Interesting! I see the current load on the panel will not change the light absorption properties of the silicon crystal so no visible change. The current carries away some power which tends to reduce the temperature but the remission of light (in the infrared range) from energized electrons that previously didn't make it out of the panel is reduced, reducing that cooling effect. These may well cancel each other out. If there is a reduction in temperature the flow of heat via convection and conduction will decrease and the temperature will quickly stabilize.

It takes a lot of electric power to equal what we think of as a small amount of heat flow so I doubt if there will be a noticeable temperature change.

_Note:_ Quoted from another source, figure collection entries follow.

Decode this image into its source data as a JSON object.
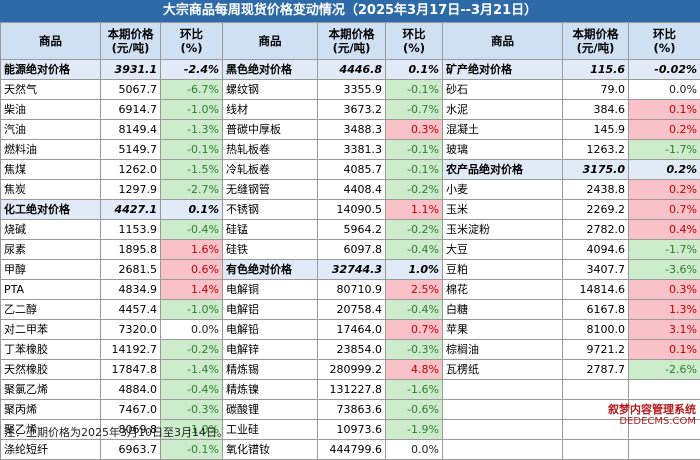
{
  "title": "大宗商品每周现货价格变动情况（2025年3月17日--3月21日）",
  "headers": {
    "commodity": "商品",
    "price": "本期价格\n(元/吨)",
    "change": "环比\n(%)"
  },
  "groups": [
    {
      "rows": [
        {
          "name": "能源绝对价格",
          "price": "3931.1",
          "chg": "-2.4%",
          "dir": "down",
          "abs": true
        },
        {
          "name": "天然气",
          "price": "5067.7",
          "chg": "-6.7%",
          "dir": "down"
        },
        {
          "name": "柴油",
          "price": "6914.7",
          "chg": "-1.0%",
          "dir": "down"
        },
        {
          "name": "汽油",
          "price": "8149.4",
          "chg": "-1.3%",
          "dir": "down"
        },
        {
          "name": "燃料油",
          "price": "5149.7",
          "chg": "-0.1%",
          "dir": "down"
        },
        {
          "name": "焦煤",
          "price": "1262.0",
          "chg": "-1.5%",
          "dir": "down"
        },
        {
          "name": "焦炭",
          "price": "1297.9",
          "chg": "-2.7%",
          "dir": "down"
        },
        {
          "name": "化工绝对价格",
          "price": "4427.1",
          "chg": "0.1%",
          "dir": "up",
          "abs": true
        },
        {
          "name": "烧碱",
          "price": "1153.9",
          "chg": "-0.4%",
          "dir": "down"
        },
        {
          "name": "尿素",
          "price": "1895.8",
          "chg": "1.6%",
          "dir": "up"
        },
        {
          "name": "甲醇",
          "price": "2681.5",
          "chg": "0.6%",
          "dir": "up"
        },
        {
          "name": "PTA",
          "price": "4834.9",
          "chg": "1.4%",
          "dir": "up"
        },
        {
          "name": "乙二醇",
          "price": "4457.4",
          "chg": "-1.0%",
          "dir": "down"
        },
        {
          "name": "对二甲苯",
          "price": "7320.0",
          "chg": "0.0%",
          "dir": "zero"
        },
        {
          "name": "丁苯橡胶",
          "price": "14192.7",
          "chg": "-0.2%",
          "dir": "down"
        },
        {
          "name": "天然橡胶",
          "price": "17847.8",
          "chg": "-1.4%",
          "dir": "down"
        },
        {
          "name": "聚氯乙烯",
          "price": "4884.0",
          "chg": "-0.4%",
          "dir": "down"
        },
        {
          "name": "聚丙烯",
          "price": "7467.0",
          "chg": "-0.3%",
          "dir": "down"
        },
        {
          "name": "聚乙烯",
          "price": "8069.8",
          "chg": "-1.0%",
          "dir": "down"
        },
        {
          "name": "涤纶短纤",
          "price": "6963.7",
          "chg": "-0.1%",
          "dir": "down"
        }
      ]
    },
    {
      "rows": [
        {
          "name": "黑色绝对价格",
          "price": "4446.8",
          "chg": "0.1%",
          "dir": "up",
          "abs": true
        },
        {
          "name": "螺纹钢",
          "price": "3355.9",
          "chg": "-0.1%",
          "dir": "down"
        },
        {
          "name": "线材",
          "price": "3673.2",
          "chg": "-0.7%",
          "dir": "down"
        },
        {
          "name": "普碳中厚板",
          "price": "3488.3",
          "chg": "0.3%",
          "dir": "up"
        },
        {
          "name": "热轧板卷",
          "price": "3381.3",
          "chg": "-0.1%",
          "dir": "down"
        },
        {
          "name": "冷轧板卷",
          "price": "4085.7",
          "chg": "-0.1%",
          "dir": "down"
        },
        {
          "name": "无缝钢管",
          "price": "4408.4",
          "chg": "-0.2%",
          "dir": "down"
        },
        {
          "name": "不锈钢",
          "price": "14090.5",
          "chg": "1.1%",
          "dir": "up"
        },
        {
          "name": "硅锰",
          "price": "5964.2",
          "chg": "-0.2%",
          "dir": "down"
        },
        {
          "name": "硅铁",
          "price": "6097.8",
          "chg": "-0.4%",
          "dir": "down"
        },
        {
          "name": "有色绝对价格",
          "price": "32744.3",
          "chg": "1.0%",
          "dir": "up",
          "abs": true
        },
        {
          "name": "电解铜",
          "price": "80710.9",
          "chg": "2.5%",
          "dir": "up"
        },
        {
          "name": "电解铝",
          "price": "20758.4",
          "chg": "-0.4%",
          "dir": "down"
        },
        {
          "name": "电解铅",
          "price": "17464.0",
          "chg": "0.7%",
          "dir": "up"
        },
        {
          "name": "电解锌",
          "price": "23854.0",
          "chg": "-0.3%",
          "dir": "down"
        },
        {
          "name": "精炼锡",
          "price": "280999.2",
          "chg": "4.8%",
          "dir": "up"
        },
        {
          "name": "精炼镍",
          "price": "131227.8",
          "chg": "-1.6%",
          "dir": "down"
        },
        {
          "name": "碳酸锂",
          "price": "73863.6",
          "chg": "-0.6%",
          "dir": "down"
        },
        {
          "name": "工业硅",
          "price": "10973.6",
          "chg": "-1.9%",
          "dir": "down"
        },
        {
          "name": "氧化镨钕",
          "price": "444799.6",
          "chg": "0.0%",
          "dir": "zero"
        }
      ]
    },
    {
      "rows": [
        {
          "name": "矿产绝对价格",
          "price": "115.6",
          "chg": "-0.02%",
          "dir": "down",
          "abs": true
        },
        {
          "name": "砂石",
          "price": "79.0",
          "chg": "0.0%",
          "dir": "zero"
        },
        {
          "name": "水泥",
          "price": "384.6",
          "chg": "0.1%",
          "dir": "up"
        },
        {
          "name": "混凝土",
          "price": "145.9",
          "chg": "0.2%",
          "dir": "up"
        },
        {
          "name": "玻璃",
          "price": "1263.2",
          "chg": "-1.7%",
          "dir": "down"
        },
        {
          "name": "农产品绝对价格",
          "price": "3175.0",
          "chg": "0.2%",
          "dir": "up",
          "abs": true
        },
        {
          "name": "小麦",
          "price": "2438.8",
          "chg": "0.2%",
          "dir": "up"
        },
        {
          "name": "玉米",
          "price": "2269.2",
          "chg": "0.7%",
          "dir": "up"
        },
        {
          "name": "玉米淀粉",
          "price": "2782.0",
          "chg": "0.4%",
          "dir": "up"
        },
        {
          "name": "大豆",
          "price": "4094.6",
          "chg": "-1.7%",
          "dir": "down"
        },
        {
          "name": "豆粕",
          "price": "3407.7",
          "chg": "-3.6%",
          "dir": "down"
        },
        {
          "name": "棉花",
          "price": "14814.6",
          "chg": "0.3%",
          "dir": "up"
        },
        {
          "name": "白糖",
          "price": "6167.8",
          "chg": "1.3%",
          "dir": "up"
        },
        {
          "name": "苹果",
          "price": "8100.0",
          "chg": "3.1%",
          "dir": "up"
        },
        {
          "name": "棕榈油",
          "price": "9721.2",
          "chg": "0.1%",
          "dir": "up"
        },
        {
          "name": "瓦楞纸",
          "price": "2787.7",
          "chg": "-2.6%",
          "dir": "down"
        },
        {
          "name": "",
          "price": "",
          "chg": "",
          "dir": "empty"
        },
        {
          "name": "",
          "price": "",
          "chg": "",
          "dir": "empty"
        },
        {
          "name": "",
          "price": "",
          "chg": "",
          "dir": "empty"
        },
        {
          "name": "",
          "price": "",
          "chg": "",
          "dir": "empty"
        }
      ]
    }
  ],
  "note": "注：上期价格为2025年3月10日至3月14日。",
  "watermark": {
    "line1": "叙梦内容管理系统",
    "line2": "DEDECMS.COM"
  },
  "colors": {
    "header_bg": "#2f6aa8",
    "up_bg": "#f9c2c8",
    "up_fg": "#c00000",
    "down_bg": "#cdeccb",
    "down_fg": "#2e7d32"
  }
}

West - if we don't collect electricity from excited electrons, they will come down to their previous low energy level. This difference of energy needs to go somewhere, in idling panel - heat, glow etc.

From Scientific American
"How does a solar cell turn sunlight into electricity?
In a crystal, the bonds [between silicon atoms] are made of electrons that are shared between all of the atoms of the crystal. The light gets absorbed, and one of the electrons that's in one of the bonds gets excited up to a higher energy level and can move around more freely than when it was bound. That electron can then move around the crystal freely, and we can get a current.

Imagine that you have a ledge, like a shelf on the wall, and you take a ball and you throw it up on that ledge. That's like promoting an electron to a higher energy level, and it can't fall down. A photon [packet of light energy] comes in, and it bumps up the electron onto the ledge [representing the higher energy level] and it stays there until we can come and collect the energy [by using the electricity]."

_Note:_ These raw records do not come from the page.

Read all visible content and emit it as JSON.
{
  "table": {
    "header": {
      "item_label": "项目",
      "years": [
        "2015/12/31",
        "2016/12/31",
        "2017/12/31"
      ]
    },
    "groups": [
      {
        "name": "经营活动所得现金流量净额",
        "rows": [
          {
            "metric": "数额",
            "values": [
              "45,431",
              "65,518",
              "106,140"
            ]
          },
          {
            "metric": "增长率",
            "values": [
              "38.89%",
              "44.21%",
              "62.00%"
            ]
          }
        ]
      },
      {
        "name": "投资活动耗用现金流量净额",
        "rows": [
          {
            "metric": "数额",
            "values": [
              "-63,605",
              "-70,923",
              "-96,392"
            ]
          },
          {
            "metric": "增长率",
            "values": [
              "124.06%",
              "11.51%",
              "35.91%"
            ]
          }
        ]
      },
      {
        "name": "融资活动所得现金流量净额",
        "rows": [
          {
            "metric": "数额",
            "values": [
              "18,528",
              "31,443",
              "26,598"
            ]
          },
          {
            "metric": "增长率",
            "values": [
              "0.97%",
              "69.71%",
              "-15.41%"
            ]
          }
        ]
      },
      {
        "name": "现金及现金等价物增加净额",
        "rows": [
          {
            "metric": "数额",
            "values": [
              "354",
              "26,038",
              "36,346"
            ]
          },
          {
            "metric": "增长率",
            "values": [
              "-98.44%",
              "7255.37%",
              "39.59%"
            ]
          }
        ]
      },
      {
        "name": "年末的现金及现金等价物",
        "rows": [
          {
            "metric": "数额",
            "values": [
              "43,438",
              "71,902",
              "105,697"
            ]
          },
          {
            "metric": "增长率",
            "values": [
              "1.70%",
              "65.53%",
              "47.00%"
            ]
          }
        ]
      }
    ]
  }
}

There are other articles that discuss the different materials in use like Gallium-selenide, Indium, and the mix of each to harvest power at the "junction" of the solar cell.

To theorize about the thermodynamic aspects of a module, you'd have to know the available photon makeup and transfer characteristics of the silicone, things that are way beyond my paygrade.

red31 wrote:
I object to the panel cooling, I'll suggest that some photon energy is removed/used so it doesn't heat as much.

Goggle

http://www.reddit.com/r/askscience/comments/ye346/when_you_complete_a_circuit_with_a_solar_panel_it/

Thanks-true-it wouldn't cool, it just wouldn't heat as much. But it is cooler relative to open circuit-by the amount of energy exported from the panels as electrical energy.

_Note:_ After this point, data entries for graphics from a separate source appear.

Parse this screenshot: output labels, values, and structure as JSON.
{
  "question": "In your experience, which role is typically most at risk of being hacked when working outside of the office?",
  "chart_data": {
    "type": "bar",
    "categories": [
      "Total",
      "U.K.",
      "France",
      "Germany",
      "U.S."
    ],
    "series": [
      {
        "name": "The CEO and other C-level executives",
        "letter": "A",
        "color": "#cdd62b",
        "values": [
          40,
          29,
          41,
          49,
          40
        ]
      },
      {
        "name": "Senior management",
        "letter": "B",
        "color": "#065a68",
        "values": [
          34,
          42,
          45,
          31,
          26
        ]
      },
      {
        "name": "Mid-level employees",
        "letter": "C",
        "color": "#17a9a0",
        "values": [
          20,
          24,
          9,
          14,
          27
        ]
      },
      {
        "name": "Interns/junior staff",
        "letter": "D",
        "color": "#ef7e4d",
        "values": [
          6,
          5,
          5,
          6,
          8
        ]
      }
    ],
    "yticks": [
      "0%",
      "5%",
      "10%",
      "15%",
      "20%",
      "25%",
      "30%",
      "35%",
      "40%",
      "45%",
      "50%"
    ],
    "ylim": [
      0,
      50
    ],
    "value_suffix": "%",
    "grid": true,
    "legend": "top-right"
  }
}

I appreciate your input on this thread. This is something I've wanted to know more about for some time..

The link is very interesting...

I object to the panel cooling, I'll suggest that some photon energy is removed/used so it doesn't heat as much.

Goggle

http://www.reddit.com/r/askscience/comments/ye346/when_you_complete_a_circuit_with_a_solar_panel_it/

tpi wrote:
Could you point me to more info on the subject?

If there was ever a subject to which google was appropriate, this is it.

Best of luck learning about it. Not an easy subject, and I have my doubts the answers you seek will be on here.

red31 wrote:
I like this answer

Now what do you do with the electron-hole pair:


- You can do nothing: It recombines, emitting infrared (which is absorbed and becomes heat in the panel)

- You can use it to drive an electron through the wiring: Some of the energy goes into the load, some in to the panel resistance, and some into the electron-hole anihalation when a returning electron falls into the hole (across a much lower energy gap).

I do think this is the answer. What energy that goes into the load is subtracted from heating the panel or reflected as infrared into space. From reading this, shorting the panel or having it open circuit would have a similar result as far as the panel heating . The short circuit load would be entirely dissipated through panel resistance-and heating.

Could you point me to more info on the subject?

At this point I'm in the camp as you take useful energy from the panel, it cools (or reflects less infrared) to the degree of energy used. That energy the panel is producing has to come from somewhere. If the panel is exhibiting no changes while being 15% efficient at producing energy, we have a perpetual motion machine.

Guys with a whole roof of panels may be subtracting 1000 watts of heat from the roof area when charging those big batteries. Don't know how it translates in real world (some could be reflected anyway), but in theory..............

red31 wrote:
So the panel should get hotter and hotter till ?

Now we need to bring thermodynamics into this?

So the panel should get hotter and hotter till ?

red31 wrote:
I thought current was electron 'movement'. What causes 'flow of current'?

Well seems to me you would need a demand for current for it to flow?

I thought current was electron 'movement'. What causes 'flow of current'?

red31 wrote:
What causes atoms to move?

The flow of current? Its nothing more then a semi conductor.